Patrick Johnson Treble

December 02, 2006 AUSTRALIA’S fastest man Patrick Johnson made a flying start to the new athletics season, winning the sprint treble against a quality field at the Ron Clarke Classic.

Johnson, 34, who was disappointed to narrowly miss a medal at the Melbourne Commonwealth Games when he was fourth in a slow 200m, looked in good shape in the opening event of the Australian season at Goldsworthy Reserve in Geelong.

He started the meet by clocking 6.84 seconds to edge out training partner Daniel Batman (6.87) in the 60m.

An hour later, Johnson ran 15.67 to convincingly down Batman and one-lap expert Sean Wroe in the 150m.

Wroe was favoured to turn the tables in the 300m, leading for much of the race before fading in the closing stages to finish third behind Johnson (33.11) and Batman (33.19).

Johnson joked afterwards that it was likely to be his last ever 300m race.

The strong field for the three sprint races also included 2004 Olympic 4x400m relay silver medallists Clinton Hill and Mark Ormrod.

Rising Queensland sprint star Sally McLellan won the women’s 60m and 150m races.

But she was could not stay with Lauren Hewitt in the 300m as the Victorian clocked a winning time of 38.34 with McLellan second in 38.65.

Martin Dent was a convincing winner of the men’s 5,000m at the national A-Series meet.

Dent controlled the race and won in 13 minutes 55.81 seconds, with David McNeill a distant second in 14:08.72.

In other action, Jeffrey Riseley won the men’s 800m in 1:50.90 and Mark Tucker won the men’s 1,500m in 3:46.38.

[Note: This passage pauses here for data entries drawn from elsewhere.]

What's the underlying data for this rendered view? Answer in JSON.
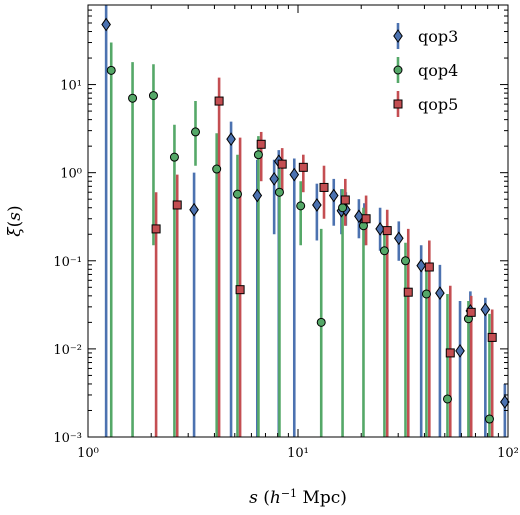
{
  "chart_data": {
    "type": "scatter",
    "title": "",
    "xlabel": "s (h⁻¹ Mpc)",
    "ylabel": "ξ(s)",
    "xscale": "log",
    "yscale": "log",
    "xlim": [
      1,
      100
    ],
    "ylim": [
      0.001,
      80
    ],
    "grid": false,
    "legend_position": "top-right",
    "x_ticks": [
      {
        "value": 1,
        "label": "10⁰"
      },
      {
        "value": 10,
        "label": "10¹"
      },
      {
        "value": 100,
        "label": "10²"
      }
    ],
    "y_ticks": [
      {
        "value": 0.001,
        "label": "10⁻³"
      },
      {
        "value": 0.01,
        "label": "10⁻²"
      },
      {
        "value": 0.1,
        "label": "10⁻¹"
      },
      {
        "value": 1,
        "label": "10⁰"
      },
      {
        "value": 10,
        "label": "10¹"
      }
    ],
    "series": [
      {
        "name": "qop3",
        "marker": "diamond",
        "color": "#4C72B0",
        "points": [
          {
            "x": 1.22,
            "y": 48,
            "lo": 0.001,
            "hi": 80
          },
          {
            "x": 3.2,
            "y": 0.38,
            "lo": 0.001,
            "hi": 1.0
          },
          {
            "x": 4.8,
            "y": 2.4,
            "lo": 0.001,
            "hi": 3.8
          },
          {
            "x": 6.4,
            "y": 0.55,
            "lo": 0.001,
            "hi": 1.4
          },
          {
            "x": 7.7,
            "y": 0.85,
            "lo": 0.2,
            "hi": 1.4
          },
          {
            "x": 8.1,
            "y": 1.35,
            "lo": 0.001,
            "hi": 1.8
          },
          {
            "x": 9.6,
            "y": 0.95,
            "lo": 0.001,
            "hi": 1.45
          },
          {
            "x": 12.3,
            "y": 0.43,
            "lo": 0.17,
            "hi": 0.75
          },
          {
            "x": 14.8,
            "y": 0.55,
            "lo": 0.25,
            "hi": 0.85
          },
          {
            "x": 16.1,
            "y": 0.37,
            "lo": 0.2,
            "hi": 0.65
          },
          {
            "x": 16.9,
            "y": 0.38,
            "lo": 0.25,
            "hi": 0.6
          },
          {
            "x": 19.5,
            "y": 0.32,
            "lo": 0.18,
            "hi": 0.5
          },
          {
            "x": 20.7,
            "y": 0.28,
            "lo": 0.15,
            "hi": 0.45
          },
          {
            "x": 24.6,
            "y": 0.23,
            "lo": 0.13,
            "hi": 0.4
          },
          {
            "x": 30.2,
            "y": 0.18,
            "lo": 0.1,
            "hi": 0.28
          },
          {
            "x": 38.6,
            "y": 0.088,
            "lo": 0.001,
            "hi": 0.15
          },
          {
            "x": 47.4,
            "y": 0.043,
            "lo": 0.001,
            "hi": 0.09
          },
          {
            "x": 59.1,
            "y": 0.0095,
            "lo": 0.001,
            "hi": 0.035
          },
          {
            "x": 66.2,
            "y": 0.027,
            "lo": 0.001,
            "hi": 0.045
          },
          {
            "x": 78.0,
            "y": 0.028,
            "lo": 0.001,
            "hi": 0.038
          },
          {
            "x": 96.6,
            "y": 0.0025,
            "lo": 0.001,
            "hi": 0.004
          }
        ]
      },
      {
        "name": "qop4",
        "marker": "circle",
        "color": "#55A868",
        "points": [
          {
            "x": 1.29,
            "y": 14.5,
            "lo": 0.001,
            "hi": 30
          },
          {
            "x": 1.63,
            "y": 7.0,
            "lo": 0.001,
            "hi": 18
          },
          {
            "x": 2.05,
            "y": 7.5,
            "lo": 0.15,
            "hi": 17
          },
          {
            "x": 2.58,
            "y": 1.5,
            "lo": 0.001,
            "hi": 3.5
          },
          {
            "x": 3.25,
            "y": 2.9,
            "lo": 1.2,
            "hi": 6.5
          },
          {
            "x": 4.1,
            "y": 1.1,
            "lo": 0.001,
            "hi": 2.8
          },
          {
            "x": 5.15,
            "y": 0.57,
            "lo": 0.001,
            "hi": 1.6
          },
          {
            "x": 6.48,
            "y": 1.6,
            "lo": 0.001,
            "hi": 2.6
          },
          {
            "x": 8.16,
            "y": 0.6,
            "lo": 0.001,
            "hi": 1.1
          },
          {
            "x": 10.3,
            "y": 0.42,
            "lo": 0.15,
            "hi": 0.8
          },
          {
            "x": 12.9,
            "y": 0.02,
            "lo": 0.001,
            "hi": 0.23
          },
          {
            "x": 16.3,
            "y": 0.4,
            "lo": 0.001,
            "hi": 0.65
          },
          {
            "x": 20.5,
            "y": 0.25,
            "lo": 0.001,
            "hi": 0.4
          },
          {
            "x": 25.8,
            "y": 0.13,
            "lo": 0.001,
            "hi": 0.21
          },
          {
            "x": 32.5,
            "y": 0.1,
            "lo": 0.001,
            "hi": 0.16
          },
          {
            "x": 40.9,
            "y": 0.042,
            "lo": 0.001,
            "hi": 0.09
          },
          {
            "x": 51.5,
            "y": 0.0027,
            "lo": 0.001,
            "hi": 0.042
          },
          {
            "x": 64.8,
            "y": 0.022,
            "lo": 0.001,
            "hi": 0.035
          },
          {
            "x": 81.6,
            "y": 0.0016,
            "lo": 0.001,
            "hi": 0.025
          }
        ]
      },
      {
        "name": "qop5",
        "marker": "square",
        "color": "#C44E52",
        "points": [
          {
            "x": 2.11,
            "y": 0.23,
            "lo": 0.001,
            "hi": 0.6
          },
          {
            "x": 2.66,
            "y": 0.43,
            "lo": 0.001,
            "hi": 0.95
          },
          {
            "x": 4.21,
            "y": 6.5,
            "lo": 0.001,
            "hi": 12
          },
          {
            "x": 5.3,
            "y": 0.047,
            "lo": 0.001,
            "hi": 2.5
          },
          {
            "x": 6.68,
            "y": 2.1,
            "lo": 0.8,
            "hi": 2.9
          },
          {
            "x": 8.41,
            "y": 1.25,
            "lo": 0.6,
            "hi": 1.9
          },
          {
            "x": 10.6,
            "y": 1.15,
            "lo": 0.6,
            "hi": 1.6
          },
          {
            "x": 13.3,
            "y": 0.68,
            "lo": 0.3,
            "hi": 1.2
          },
          {
            "x": 16.8,
            "y": 0.49,
            "lo": 0.25,
            "hi": 0.85
          },
          {
            "x": 21.1,
            "y": 0.3,
            "lo": 0.15,
            "hi": 0.55
          },
          {
            "x": 26.6,
            "y": 0.22,
            "lo": 0.001,
            "hi": 0.38
          },
          {
            "x": 33.5,
            "y": 0.044,
            "lo": 0.001,
            "hi": 0.23
          },
          {
            "x": 42.2,
            "y": 0.085,
            "lo": 0.001,
            "hi": 0.17
          },
          {
            "x": 53.1,
            "y": 0.009,
            "lo": 0.001,
            "hi": 0.052
          },
          {
            "x": 66.8,
            "y": 0.026,
            "lo": 0.001,
            "hi": 0.04
          },
          {
            "x": 84.1,
            "y": 0.0135,
            "lo": 0.001,
            "hi": 0.028
          }
        ]
      }
    ]
  }
}
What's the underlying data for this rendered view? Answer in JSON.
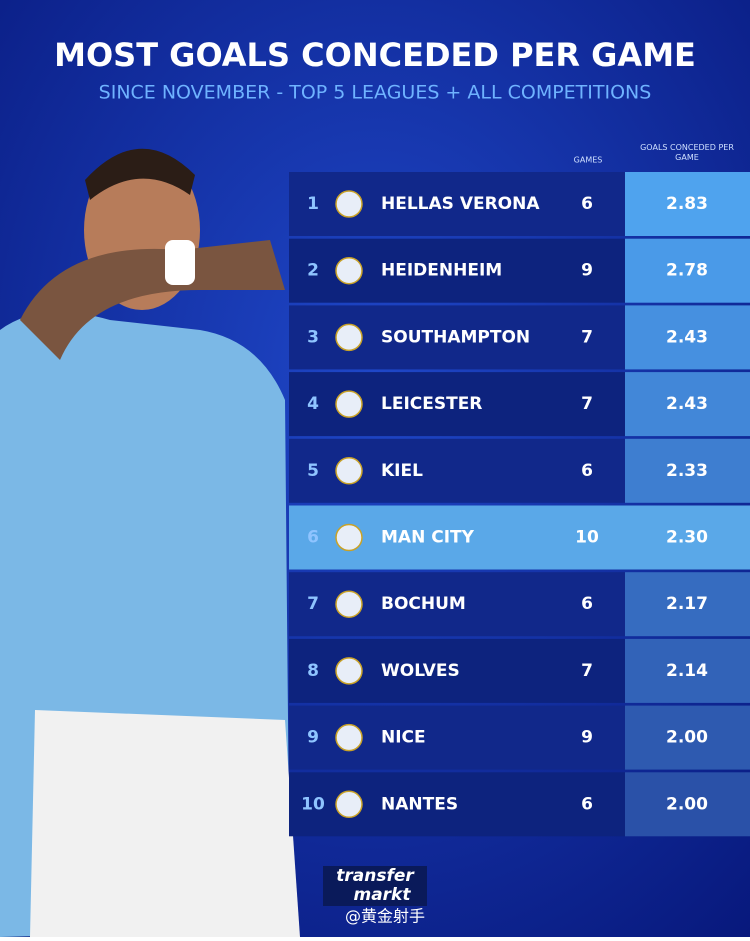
{
  "header": {
    "title": "MOST GOALS CONCEDED PER GAME",
    "subtitle": "SINCE NOVEMBER - TOP 5 LEAGUES + ALL COMPETITIONS"
  },
  "table": {
    "columns": [
      "GAMES",
      "GOALS CONCEDED PER GAME"
    ],
    "rows": [
      [
        "1",
        "HELLAS VERONA",
        "6",
        "2.83"
      ],
      [
        "2",
        "HEIDENHEIM",
        "9",
        "2.78"
      ],
      [
        "3",
        "SOUTHAMPTON",
        "7",
        "2.43"
      ],
      [
        "4",
        "LEICESTER",
        "7",
        "2.43"
      ],
      [
        "5",
        "KIEL",
        "6",
        "2.33"
      ],
      [
        "6",
        "MAN CITY",
        "10",
        "2.30"
      ],
      [
        "7",
        "BOCHUM",
        "6",
        "2.17"
      ],
      [
        "8",
        "WOLVES",
        "7",
        "2.14"
      ],
      [
        "9",
        "NICE",
        "9",
        "2.00"
      ],
      [
        "10",
        "NANTES",
        "6",
        "2.00"
      ]
    ]
  },
  "footer": {
    "logo_top": "transfer",
    "logo_bottom": "markt",
    "watermark": "@黄金射手"
  }
}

Earlier in the day, local favourite Nathan Deakes set a world record in the men’s 50km walk in the national championships race on the Geelong waterfront.

Deakes clocked 3 hours, 35 minutes and 47 seconds, slashing 16 seconds off the world mark set by Polish race walking legend Robert Korzeniowski in 2003.

AAP

kk, is M/Dent doing the 5k now? What about the steeple?
The 8 & 15 events looked very average!

When/is Johnson going to tackle the 400?

Why the odd distances? :confused:

60, 150 and 300’s are becoming more popular here it seems. I personally dont mind such a thing. 600’s 1000’s and mile races could be done more often too i recon!
If your not yet ready for a 200, but want to test how your speed endurance is going, a 150 is a good distance for a 200 runner and a 300 is for a 400m runner. It lets you run the whole way at speed without blowing up as maybe yet your training is not far enough along to warrent full race distance?